Marianne.

Trastorno por duelo complejo persistente

Bien. Sí. Sí puedo borrar los restos. Casi lo logro antes de sentarme a escribir. Anticipamos las despedidas dos semanas antes, cuando nos decíamos entre silencios que, otra vez, no funcionará. No es por vos, no es por mí, es por nosotros (que es incluso peor). No encontrar a quién sentar en el juzgado duele más que cuando te aprieta la punta del zapato. Prescindimos de un ayer del cuál quisimos zozobrar y no logramos llegar a un acuerdo en la cornisa del colchón, y ahora el silencio es otro ruido, otro ruido que habla con el idioma de la verdad; la que escuece y no nos deja marchitar lo que fuimos en paz. Puede que sea sólo mi culpa el regar de más. Ahora el silencio es otro muy distinto al que dejabas cuando partías a competir con el aire, a ver quién se movía y se escabullía con mucha más rapidez y astucia. Casi puedo verte con las gotas de lluvia cayendo de tu mentón, simulando lágrimas escondidas en recelo y suspiros de insatisfacción que no permitiste hacer de su parte en este cuadrado y diminuto salón. Casi puedo verte tumbado, articulando, escupiendo la verborrea plausible ante mis ojos y oído, buscando cómo vencer al conjunto de segundos que nos condujeron a pensar que lo que nos hace felices no nos hace bien. Casi puedo verte vislumbrar un adiós en la oficina, un adiós ya envejecido y machucado por los meses, los días, las horas. Casi puedo verte camino a casa desatando los puentes que establecían la continuidad de nuestros brazos estirados por encima de la almohada.

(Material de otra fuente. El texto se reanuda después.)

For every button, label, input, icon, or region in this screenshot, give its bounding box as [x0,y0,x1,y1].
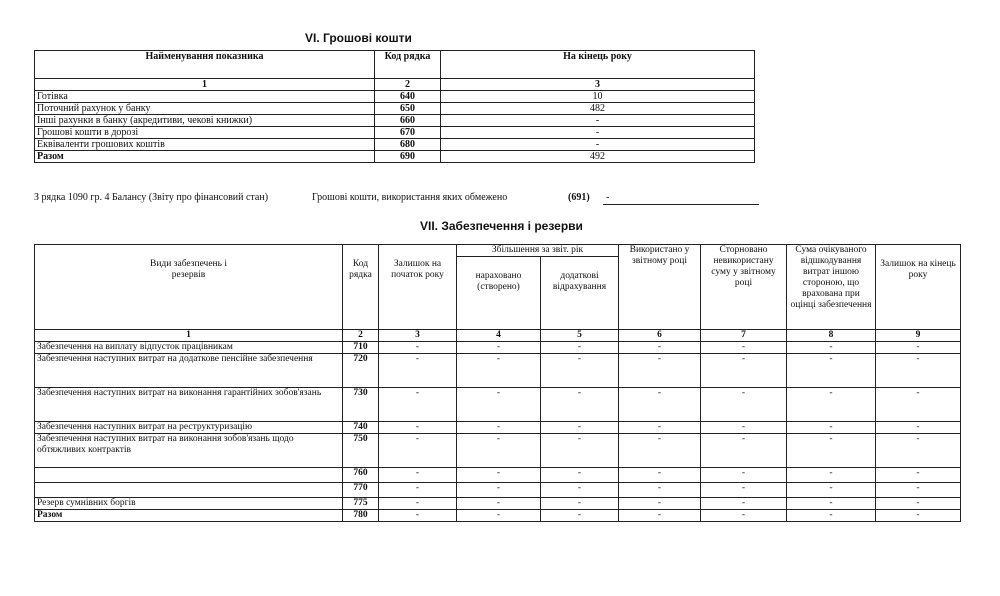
section7-title: VII. Забезпечення і резерви [420,219,583,233]
col-header-used: Використано у звітному році [619,245,701,330]
row-value: - [457,388,541,422]
table-row [35,388,961,422]
row-value: - [619,354,701,388]
row-value: - [541,510,619,522]
row-value: - [457,342,541,354]
col-number: 2 [375,79,441,91]
row-code: 670 [375,127,441,139]
table-row [35,354,961,388]
row-code: 640 [375,91,441,103]
row-value: - [379,434,457,468]
row-value: - [787,434,876,468]
col-header-additional: додаткові відрахування [541,257,619,330]
row-value: - [701,422,787,434]
row-value: - [379,388,457,422]
table-row [35,434,961,468]
row-value: - [701,342,787,354]
section6-title: VI. Грошові кошти [305,31,412,45]
row-value: - [541,483,619,498]
row-value: - [876,434,961,468]
row-code: 730 [343,388,379,422]
row-name: Разом [35,510,343,522]
row-name [35,468,343,483]
row-value: - [457,422,541,434]
row-value: 492 [441,151,755,163]
col-number: 8 [787,330,876,342]
table-row [35,139,755,151]
row-value: - [441,139,755,151]
cash-table [34,50,755,163]
note-left: З рядка 1090 гр. 4 Балансу (Звіту про фінансовий стан) [34,192,269,203]
col-header-expected: Сума очікуваного відшкодування витрат іншою стороною, що врахована при оцінці забезпечення [787,245,876,330]
row-value: - [701,388,787,422]
row-code: 770 [343,483,379,498]
row-value: - [619,342,701,354]
table-row [35,498,961,510]
row-value: - [876,468,961,483]
col-number: 4 [457,330,541,342]
row-value: - [457,354,541,388]
row-value: - [787,388,876,422]
row-value: - [541,468,619,483]
col-header-code: Код рядка [375,51,441,79]
row-code: 660 [375,115,441,127]
row-value: 482 [441,103,755,115]
total-row [35,151,755,163]
row-value: - [457,434,541,468]
row-code: 710 [343,342,379,354]
row-value: - [876,422,961,434]
row-name: Забезпечення на виплату відпусток працівникам [35,342,343,354]
row-value: - [457,510,541,522]
row-value: - [541,354,619,388]
row-name: Поточний рахунок у банку [35,103,375,115]
row-name: Готівка [35,91,375,103]
row-code: 720 [343,354,379,388]
row-code: 780 [343,510,379,522]
row-value: - [541,498,619,510]
note-value: - [606,192,610,203]
row-value: - [787,468,876,483]
row-value: - [787,498,876,510]
col-header-reversed: Сторновано невикористану суму у звітному році [701,245,787,330]
note-underline [603,192,759,205]
col-header-name: Найменування показника [35,51,375,79]
row-value: - [787,342,876,354]
table-row [35,342,961,354]
row-code: 690 [375,151,441,163]
row-value: - [787,510,876,522]
row-value: 10 [441,91,755,103]
row-code: 760 [343,468,379,483]
col-header-code: Код рядка [343,245,379,330]
row-name: Забезпечення наступних витрат на виконання гарантійних зобов'язань [35,388,343,422]
row-name: Еквіваленти грошових коштів [35,139,375,151]
row-value: - [379,422,457,434]
row-code: 680 [375,139,441,151]
row-value: - [541,422,619,434]
row-value: - [379,468,457,483]
row-value: - [441,127,755,139]
row-code: 750 [343,434,379,468]
row-value: - [876,498,961,510]
row-value: - [701,483,787,498]
col-header-end: Залишок на кінець року [876,245,961,330]
total-row [35,510,961,522]
row-value: - [619,510,701,522]
col-number: 1 [35,79,375,91]
note-mid: Грошові кошти, використання яких обмежено [312,192,508,203]
col-number: 6 [619,330,701,342]
col-header-kind: Види забезпечень і резервів [35,245,343,330]
row-code: 650 [375,103,441,115]
col-header-increase: Збільшення за звіт. рік [457,245,619,257]
row-value: - [701,468,787,483]
row-name: Забезпечення наступних витрат на додаткове пенсійне забезпечення [35,354,343,388]
row-value: - [379,483,457,498]
table-row [35,468,961,483]
table-row [35,115,755,127]
row-value: - [701,434,787,468]
row-name [35,483,343,498]
row-value: - [619,388,701,422]
row-name: Грошові кошти в дорозі [35,127,375,139]
row-value: - [876,388,961,422]
table-row [35,91,755,103]
row-value: - [457,468,541,483]
row-value: - [441,115,755,127]
col-number: 3 [379,330,457,342]
row-name: Резерв сумнівних боргів [35,498,343,510]
row-name: Інші рахунки в банку (акредитиви, чекові книжки) [35,115,375,127]
row-value: - [379,510,457,522]
row-name: Разом [35,151,375,163]
row-value: - [541,388,619,422]
row-value: - [457,498,541,510]
row-value: - [701,510,787,522]
row-value: - [876,342,961,354]
row-code: 775 [343,498,379,510]
row-value: - [541,434,619,468]
row-value: - [619,468,701,483]
provisions-table [34,244,961,522]
row-value: - [619,483,701,498]
row-value: - [787,354,876,388]
col-number: 9 [876,330,961,342]
row-value: - [457,483,541,498]
note-code: (691) [568,192,590,203]
col-header-start: Залишок на початок року [379,245,457,330]
row-value: - [379,354,457,388]
row-value: - [379,498,457,510]
row-name: Забезпечення наступних витрат на виконання зобов'язань щодо обтяжливих контрактів [35,434,343,468]
row-value: - [619,498,701,510]
row-value: - [787,422,876,434]
row-value: - [701,498,787,510]
table-row [35,483,961,498]
row-value: - [619,422,701,434]
row-value: - [541,342,619,354]
table-row [35,127,755,139]
col-number: 7 [701,330,787,342]
row-code: 740 [343,422,379,434]
col-header-value: На кінець року [441,51,755,79]
row-value: - [876,510,961,522]
row-value: - [619,434,701,468]
col-number: 5 [541,330,619,342]
row-value: - [379,342,457,354]
table-row [35,422,961,434]
row-value: - [876,354,961,388]
row-name: Забезпечення наступних витрат на реструктуризацію [35,422,343,434]
col-number: 2 [343,330,379,342]
col-number: 3 [441,79,755,91]
row-value: - [787,483,876,498]
row-value: - [876,483,961,498]
table-row [35,103,755,115]
row-value: - [701,354,787,388]
col-header-accrued: нараховано (створено) [457,257,541,330]
col-number: 1 [35,330,343,342]
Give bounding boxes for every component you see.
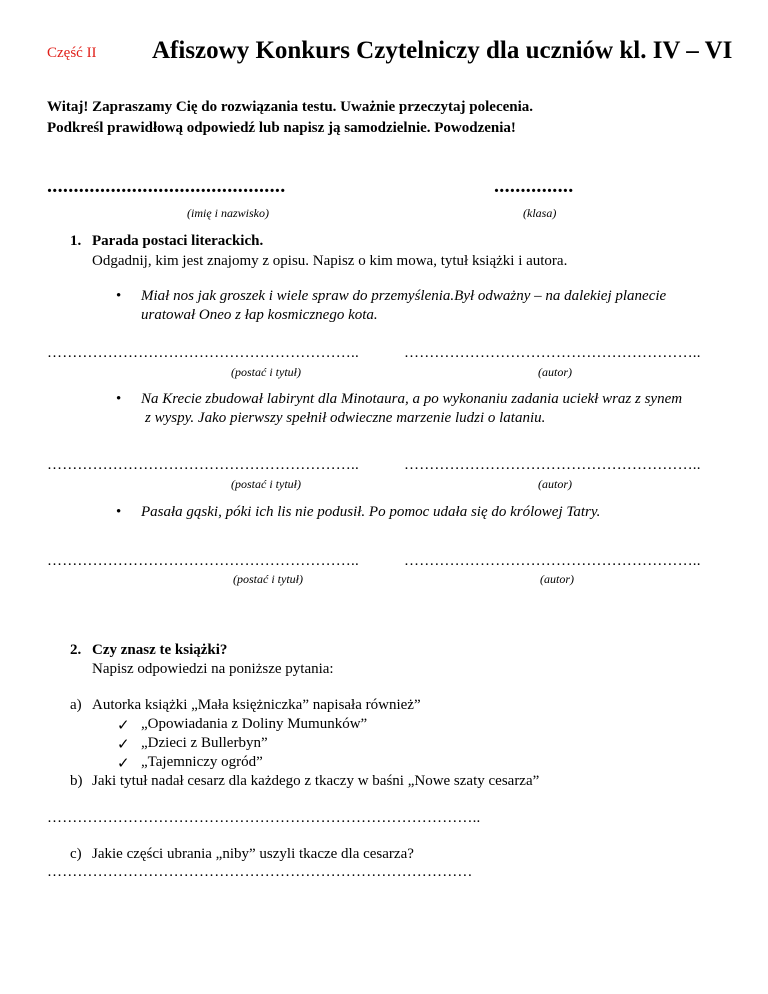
checkmark-icon: ✓ <box>117 737 130 753</box>
bullet-icon: • <box>116 391 122 407</box>
q2-number: 2. <box>70 642 82 658</box>
q1-item-3-character-caption: (postać i tytuł) <box>233 572 303 586</box>
q2-c-label: c) <box>70 846 82 862</box>
q2-a-option-2[interactable]: „Dzieci z Bullerbyn” <box>141 735 268 751</box>
q1-item-1-character-field[interactable]: …………………………………………………….. <box>47 345 359 361</box>
q2-b-label: b) <box>70 773 83 789</box>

Casi puedo verte subiéndole el volúmen a una canción para evitar pensar en que nos hemos dado por vencidos ya. Así no acaban las historias de superhéroes. ¿Recuerdas cuando, subidos al capó de tu auto, creímos que lo podíamos todo? Besaste mi frente y deshicimos las posibilidades de labrar nuevas distancias. Toqué tu dolor hasta definirlo, en trazos neón y con relieves. Aún no sé a qué le debo duelo exactamente. Desde que te marchaste no solo murieron los geranios, también morí yo, tu lado de la cama, el cuadro de Basquiat y el collar de tu gato. Suelo preguntarme, inevitablemente, si cada vez que nos dejas, tu dolor, el que definí con mis yemas, se queda conmigo para que lo tome por los dos. Pero sí. Sí puedo borrar los restos. Casi lo logro antes de recordarlo.